NEW YORK (CNNMoney.com) -- After facing a $1.8 billion shortfall just six months ago, Virginia closed its fiscal 2010 budget with a $220 million budget surplus.
To get there, Virginia scaled back expenditures in several areas, including public education and state-employee compensation. But even that wasn't enough to put the state in the black: Better-than-expected individual and corporate income tax collections also helped.
"Through reducing spending and making tough choices we have closed historic budget shortfalls without tax increases, and run a surplus," said Virginia Gov. Bob McDonnell said in a statement. "This is a positive development for our state, but this continues to be a very tough economy."
While belt-tightening and cautious spending will continue -- officials are holding the 2011 budget to 2006 levels -- Virginia is planning to dole out some of the largesse. About $83 million of the unexpected surplus will go to boost state employee pay with a one-time 3% holiday bonus in December.

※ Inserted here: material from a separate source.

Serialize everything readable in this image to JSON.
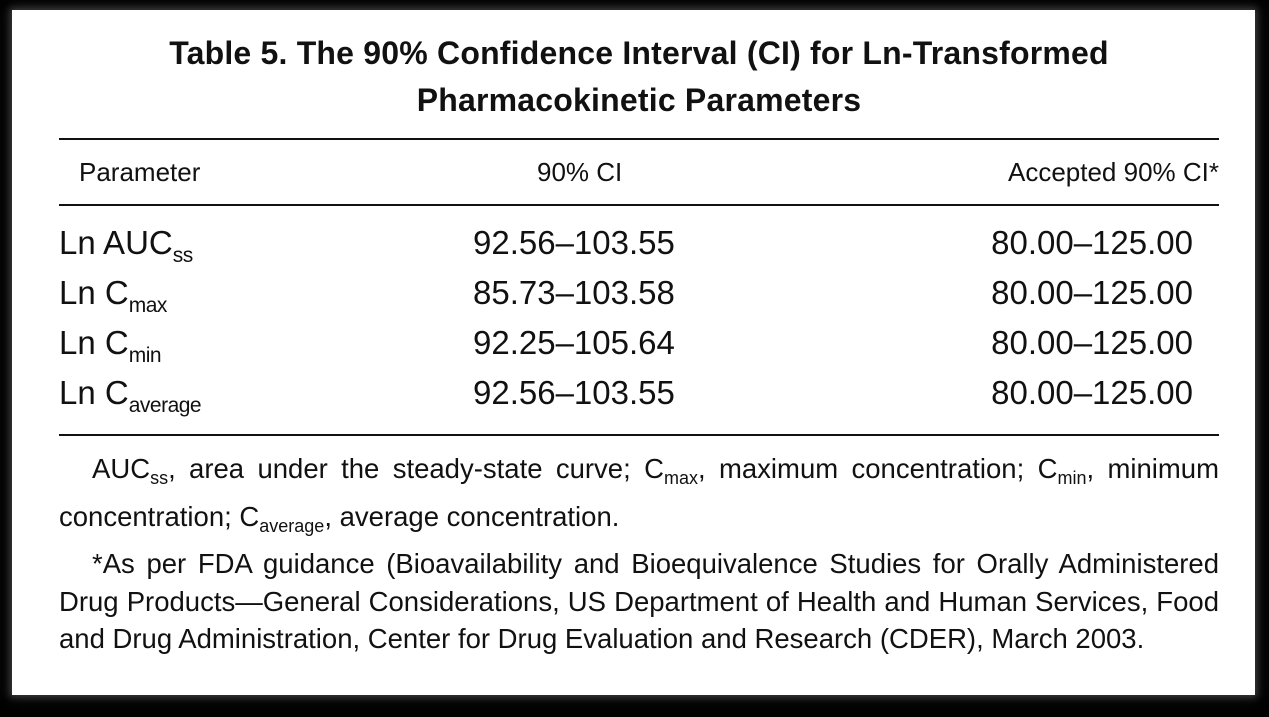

"Our state employees have worked without any increase in pay for nearly four years," McDonnell said. "State employees were successful in identifying more than $28 million in savings, and I thank them for their efforts and their dedication to our Commonwealth."
The surplus will also award $18 million to the local school district and $22 million to Virginia's Water Quality Fund, which aims to clean up the Chesapeake Bay.
A portion of the money will also support the state's Transportation Trust Fund, and the remainder of the distribution will be determined in the coming weeks, state officials said.
Several other states, including West Virginia and Connecticut, are sharing similar good fortunes. But even they had to cut deep in order to end a grim year with some extra cash. The only states that didn't have to slash their budgets in fiscal 2010 were Montana and North Dakota, according to the Center on Budget and Policy Priorities.
The news is "a glimmer of positive: Things are getting worse, but at a slower pace," said Elizabeth McNichol, a senior fellow with the state fiscal project at the Center on Budget and Policy Priorities. "We haven't seen state revenues bounce back and turn a corner yet."